Hi, J

I get what you're saying. You can always whitelist that user's IP address on the server. That should override the system-level authentication block for that country. At least that way you don't unblock an entire country for one user of one domain. 

The downside is this user burns through IP addresses like it's going out of style.  Unless we require them to obtain a static IP (which is null and void if they mobile) or they purchase a VPN that offers static IP access it's essentially a non-starter.

Unfortunately, it's becoming less and less effective to safelist IP addresses because end users go through them too often.  It works better for servers and such where their addresses never change (or rarely) --

We will continue investigating what options are available --

If the issue was limiting inbound email from foreign countries, you could dedicate an inbound gateway to that domain.   But I gather the issue is that he wants to retrieve email from foreign countries.
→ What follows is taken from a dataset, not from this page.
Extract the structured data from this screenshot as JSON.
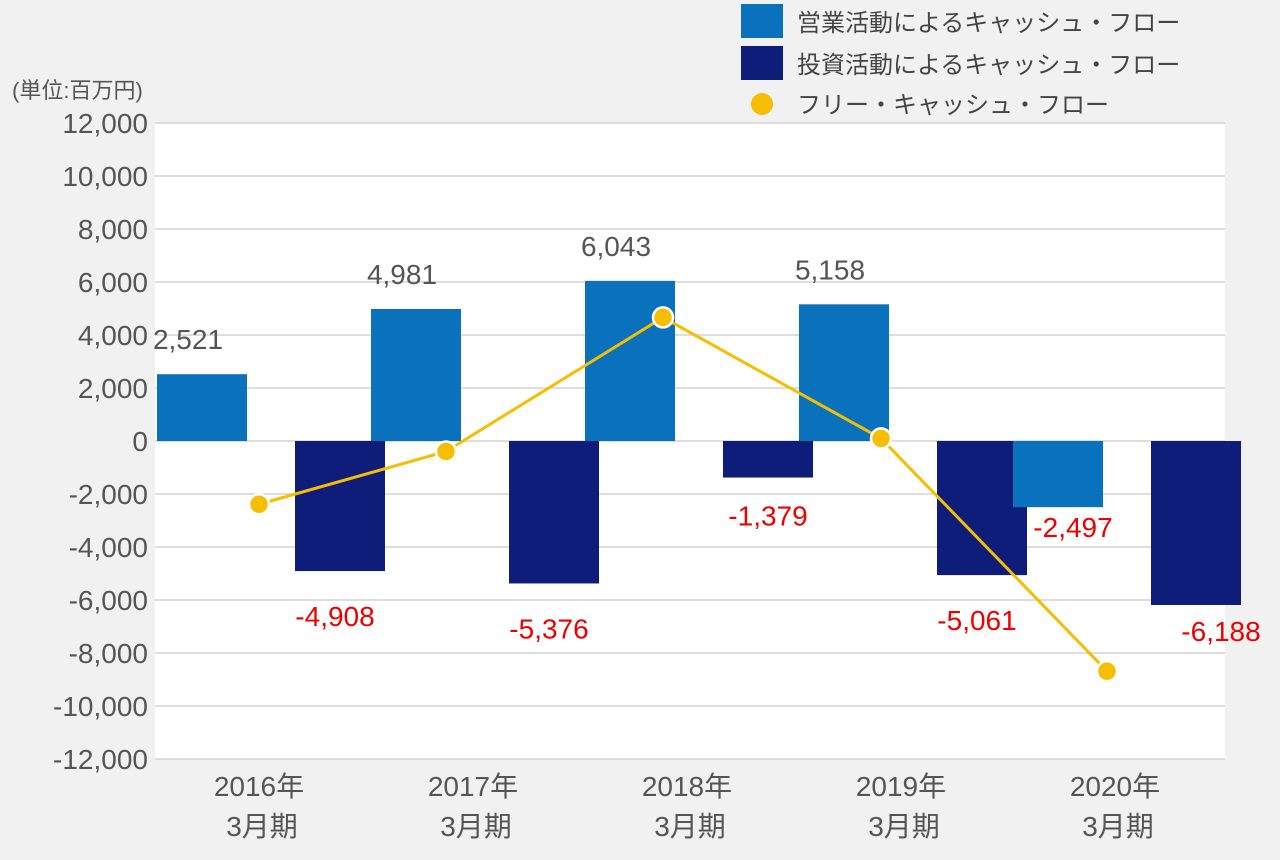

Our process, which may be a tough sell for you:

We block all remote access from foreign countries, which includes no email to your cell phone.  Some employees travel to foreign countries for personal reasons but still need to log in remotely to do work or to check their work email.   They use their personal email to send us their current public IP address, and we enable that one IP address until they move to a new location or return home.   It works for us because employees have to put up with our rules. It may not work for clients who feel free to take their business elsewhere.   But it is safe. 

For what it's worth - we're basically doing the same thing with one domain we host. They have two users that connect via a VPN with static IP assignments and it works well for them. We are very strict on the "foreign country access" for authenticated activity. The situation for this one edge case was the inability to maintain a static IP for this particular user.